The terrorist attack against the U.S. diplomatic post in Benghazi, Libya on September 11, 2012, awakened renewed interest in the security of overseas consulates and embassy facilities. A recent report by the State Department's Office of the Inspector General spotlights some major concerns regarding the safety of American diplomats and staff in Minsk, Belarus, as well as the security of communications. The report notes that some progress has been made during the last year, but more remains to be done.
The report lays out the difficult conditions for the diplomatic mission in Belarus, noting that to visit the "Embassy Minsk is to step back in time to an era when American diplomats in Eastern Europe operated in inhospitable environments." The government of Belarus is often hostile and imposes severe restrictions, including a five-person limit on American staff. This has produced a ratio of five Americans to 119 locals staff members, too high by normal standards, and has also resulted in the five Americans (down from 35 in 2008) serving long hours and often double duty. The limit remains despite assurance from the Belarus government that it was only temporary, and is largely responsible for the staff's inability "to comply with numerous security, consular, information technology, reporting, and management requirements.”
The American staff is generally praised by the inspector general for excellent work and ingenuity under difficult conditions. For instance, the report relates an incident where consul foiled "the kidnapping of an American citizen by repeatedly calling his cell phone until the kidnappers, alarmed by the U.S. Government label appearing on his phone’s screen, released him unharmed." Additionally, the chargé d’affaires is credited with improving security since arriving in 2012:
The chargé has also reinforced embassy security measures. When he arrived at post in 2012, access control was haphazard. Badges were not issued to visitors, and the local guard force used familiarity as a criterion for granting personnel access to the compound. The chargé and management officer/post security officer moved quickly to implement the required access control policy and procedures. The chargé has also worked with the Kyiv-based RSO to enhance mission security.
Security concerns, however, remain as noted elsewhere in the report:
The 2012 chief of mission controls statement of assurance noted that a physical security survey has not been performed within the past 3 years. As discussed earlier in the report, there are serious facilities, [portion redacted] deficiencies that did not appear in the 2012 statement. The OIG team stressed that, in preparation for the 2013 statement, it is important that the mission review, document, and establish an improvement plan to resolve current deficiencies.
Because the main facility (the "chancery") is in a state of disrepair and a $34 million planned renovation is on hold, all embassy business must be conducted from an annex. This as well as the intrusiveness of the government of Belarus makes conducting private communication virtually impossible. The report notes that communications security is non-existent:
Embassy Minsk staff members, both American and local, are subject to regular harassment by the Belarusian security services. American staff residences have been entered surreptitiously. The embassy and all U.S. and Belarusian staff are under constant physical surveillance...

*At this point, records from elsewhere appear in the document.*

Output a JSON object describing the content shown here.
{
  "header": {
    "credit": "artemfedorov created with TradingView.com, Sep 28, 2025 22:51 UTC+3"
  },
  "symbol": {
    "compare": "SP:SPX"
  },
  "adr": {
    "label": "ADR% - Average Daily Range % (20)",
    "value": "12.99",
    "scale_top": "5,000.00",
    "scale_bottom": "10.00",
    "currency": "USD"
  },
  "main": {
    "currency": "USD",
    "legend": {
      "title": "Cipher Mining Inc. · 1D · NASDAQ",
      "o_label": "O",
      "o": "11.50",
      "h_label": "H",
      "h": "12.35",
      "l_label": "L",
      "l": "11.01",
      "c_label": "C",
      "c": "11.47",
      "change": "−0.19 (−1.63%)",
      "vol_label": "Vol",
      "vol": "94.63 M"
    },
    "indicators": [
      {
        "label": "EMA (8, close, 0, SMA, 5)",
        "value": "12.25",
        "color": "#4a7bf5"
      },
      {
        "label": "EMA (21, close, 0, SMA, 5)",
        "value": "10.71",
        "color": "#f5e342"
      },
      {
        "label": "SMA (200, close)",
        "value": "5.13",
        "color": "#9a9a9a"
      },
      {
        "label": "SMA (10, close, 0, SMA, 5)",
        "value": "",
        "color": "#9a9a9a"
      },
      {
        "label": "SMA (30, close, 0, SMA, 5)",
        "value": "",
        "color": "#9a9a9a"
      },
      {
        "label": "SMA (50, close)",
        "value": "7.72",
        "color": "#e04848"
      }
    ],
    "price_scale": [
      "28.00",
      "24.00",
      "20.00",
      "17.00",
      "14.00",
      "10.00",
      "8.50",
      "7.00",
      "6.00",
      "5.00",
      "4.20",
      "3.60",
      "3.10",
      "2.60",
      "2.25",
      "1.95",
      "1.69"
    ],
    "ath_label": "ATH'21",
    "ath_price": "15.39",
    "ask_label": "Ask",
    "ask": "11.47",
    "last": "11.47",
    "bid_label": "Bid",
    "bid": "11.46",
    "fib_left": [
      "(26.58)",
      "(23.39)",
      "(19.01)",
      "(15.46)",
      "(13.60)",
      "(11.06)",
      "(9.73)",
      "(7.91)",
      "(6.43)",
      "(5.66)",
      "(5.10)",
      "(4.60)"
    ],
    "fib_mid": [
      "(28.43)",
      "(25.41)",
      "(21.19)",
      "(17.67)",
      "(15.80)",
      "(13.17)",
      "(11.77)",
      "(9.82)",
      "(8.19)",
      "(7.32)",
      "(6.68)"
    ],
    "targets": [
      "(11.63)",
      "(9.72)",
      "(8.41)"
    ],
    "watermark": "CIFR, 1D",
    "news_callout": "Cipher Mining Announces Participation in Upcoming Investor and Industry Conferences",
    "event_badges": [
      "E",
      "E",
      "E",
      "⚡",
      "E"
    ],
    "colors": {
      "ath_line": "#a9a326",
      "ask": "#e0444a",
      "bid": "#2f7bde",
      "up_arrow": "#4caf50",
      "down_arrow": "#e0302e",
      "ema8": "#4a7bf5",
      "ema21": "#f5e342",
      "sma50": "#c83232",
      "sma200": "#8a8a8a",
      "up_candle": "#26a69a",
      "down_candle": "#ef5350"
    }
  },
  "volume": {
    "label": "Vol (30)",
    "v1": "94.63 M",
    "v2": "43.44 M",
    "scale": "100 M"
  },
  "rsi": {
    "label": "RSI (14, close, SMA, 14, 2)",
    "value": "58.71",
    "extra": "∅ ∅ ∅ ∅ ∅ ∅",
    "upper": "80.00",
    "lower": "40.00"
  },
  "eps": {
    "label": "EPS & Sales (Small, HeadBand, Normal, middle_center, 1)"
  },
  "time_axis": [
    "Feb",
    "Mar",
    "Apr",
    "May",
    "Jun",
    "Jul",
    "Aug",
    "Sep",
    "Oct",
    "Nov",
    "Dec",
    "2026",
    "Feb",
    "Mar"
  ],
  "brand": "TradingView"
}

The embassy does not have classified communications. Staff members operate on the assumption that everything sent on unclassified systems or spoken on the telephone is monitored by Belarusian security services and other local security agencies.
Restrictions and sanctions against Belarus by the U.S. and other countries make it important for diplomatic staff to keep a close eye on visas granted by the embassy:
The United States has also imposed sanctions on Belarus under several additional laws and executive orders, These sanctions include travel and financial sanctions and asset freezes against officials who have undermined democratic processes and against state-owned and other companies that have supported proliferation of weapons of mass destruction or money laundering. The European Union also maintains a broad range of sanctions against individuals and firms.